Nuclear extracts derived from HT-29 cells contain binding activity that interacts specifically with the IFABP proximal GATA element, and the levels of this activity increase following sodium butyrate-induced differentiation. (a) The oligomer probe containing the xIFABP proximal promoter element (TE492/TE493, as in Fig. 5) was end labeled and incubated with nuclear extracts derived from uninduced (control) or induced cells cultured for 48 h in the presence of butyrate. Control cultures were incubated for 48 h in a mock induction, and equal amounts of total protein lysates were used in mobility shift assays. The positions of the free probe (P) and a complex formed with a nonspecific DNA-binding activity (ns) are indicated. The first lane contains the probe incubated in buffer alone.
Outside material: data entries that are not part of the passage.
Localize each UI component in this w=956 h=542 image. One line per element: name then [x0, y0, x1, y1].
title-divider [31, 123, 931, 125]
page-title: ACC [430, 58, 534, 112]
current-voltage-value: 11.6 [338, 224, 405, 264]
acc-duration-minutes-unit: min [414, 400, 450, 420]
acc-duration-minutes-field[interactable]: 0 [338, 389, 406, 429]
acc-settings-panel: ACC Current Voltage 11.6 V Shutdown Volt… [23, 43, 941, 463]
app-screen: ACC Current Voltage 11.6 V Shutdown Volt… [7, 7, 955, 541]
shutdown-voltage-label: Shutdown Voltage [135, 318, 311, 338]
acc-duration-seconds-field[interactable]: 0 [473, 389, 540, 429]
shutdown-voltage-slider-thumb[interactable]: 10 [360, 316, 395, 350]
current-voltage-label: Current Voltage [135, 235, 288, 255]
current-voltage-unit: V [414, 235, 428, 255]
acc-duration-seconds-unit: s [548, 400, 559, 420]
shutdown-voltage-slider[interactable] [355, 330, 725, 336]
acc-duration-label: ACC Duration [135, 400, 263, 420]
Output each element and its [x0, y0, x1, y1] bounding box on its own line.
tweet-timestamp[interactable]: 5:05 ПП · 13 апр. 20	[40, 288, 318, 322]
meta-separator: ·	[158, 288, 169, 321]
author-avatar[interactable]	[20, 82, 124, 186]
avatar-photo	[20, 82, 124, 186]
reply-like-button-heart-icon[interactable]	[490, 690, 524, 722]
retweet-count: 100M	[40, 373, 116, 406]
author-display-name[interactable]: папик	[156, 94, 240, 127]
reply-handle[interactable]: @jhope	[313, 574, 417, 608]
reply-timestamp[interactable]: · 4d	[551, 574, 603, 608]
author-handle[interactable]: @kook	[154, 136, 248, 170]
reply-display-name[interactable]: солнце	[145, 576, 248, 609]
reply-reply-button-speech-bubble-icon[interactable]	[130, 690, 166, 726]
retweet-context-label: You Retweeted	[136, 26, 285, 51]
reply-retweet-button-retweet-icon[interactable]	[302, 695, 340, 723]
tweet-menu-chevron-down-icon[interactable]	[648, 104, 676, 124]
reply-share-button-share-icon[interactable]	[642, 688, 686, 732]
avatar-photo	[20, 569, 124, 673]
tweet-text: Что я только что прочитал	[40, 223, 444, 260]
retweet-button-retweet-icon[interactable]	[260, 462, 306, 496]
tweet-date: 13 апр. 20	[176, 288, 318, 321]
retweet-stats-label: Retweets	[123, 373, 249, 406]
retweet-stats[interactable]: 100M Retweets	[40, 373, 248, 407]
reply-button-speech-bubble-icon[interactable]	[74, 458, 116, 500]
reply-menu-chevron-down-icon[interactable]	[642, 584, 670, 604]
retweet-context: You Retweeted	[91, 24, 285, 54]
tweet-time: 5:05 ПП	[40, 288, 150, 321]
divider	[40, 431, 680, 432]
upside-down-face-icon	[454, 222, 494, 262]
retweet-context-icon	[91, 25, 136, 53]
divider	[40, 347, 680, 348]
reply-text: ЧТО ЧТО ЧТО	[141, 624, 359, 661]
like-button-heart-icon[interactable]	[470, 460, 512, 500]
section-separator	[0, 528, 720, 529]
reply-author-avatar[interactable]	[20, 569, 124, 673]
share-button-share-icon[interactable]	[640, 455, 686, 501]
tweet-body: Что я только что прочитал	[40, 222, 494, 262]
Lanes: 1, no specific competitor DNA; 2, 100-fold-excess unlabeled-probe competitor; 3, 100-fold-excess competitor DNA containing a specific mutation of the GATA cis element (TE452/TE453); 4, 100-fold-excess competitor containing the GATA-binding site from the chicken α^D-globin promoter (TE72/TE73). Note that the specific complex (large arrow), but not the nonspecific complex, is increased in abundance severalfold in extracts from induced cells. Lane xG4, extract from QT6 cells transfected with the xGATA-4 expression vector (as in Fig. 5) as a positive control for a specific complex (small arrow). (b) Gel mobility shift experiments were performed as for panel a with extracts derived from uninduced HT-29 cells (0 h) or cells induced for 24 or 48 h. In all cases, cells were cultured for 48 h following addition of butyrate to the 48-h sample; equal amounts of total nuclear proteins were incubated with the probe. Lanes: 1, no additional competitor; 2, 1 μl of preimmune rabbit serum; 3, 1 μl of immune serum derived from rabbits injected with synthetic peptides consistent with several regions of the hGATA-6 sequence. Note that the antibodies specifically inhibit or disrupt formation of the complex (arrow), while preimmune serum actually enhances binding. Although it is not known, the antibody is likely to interfere with binding in all GATA-4, -5, and -6 interactions in this experiment. P, free probe.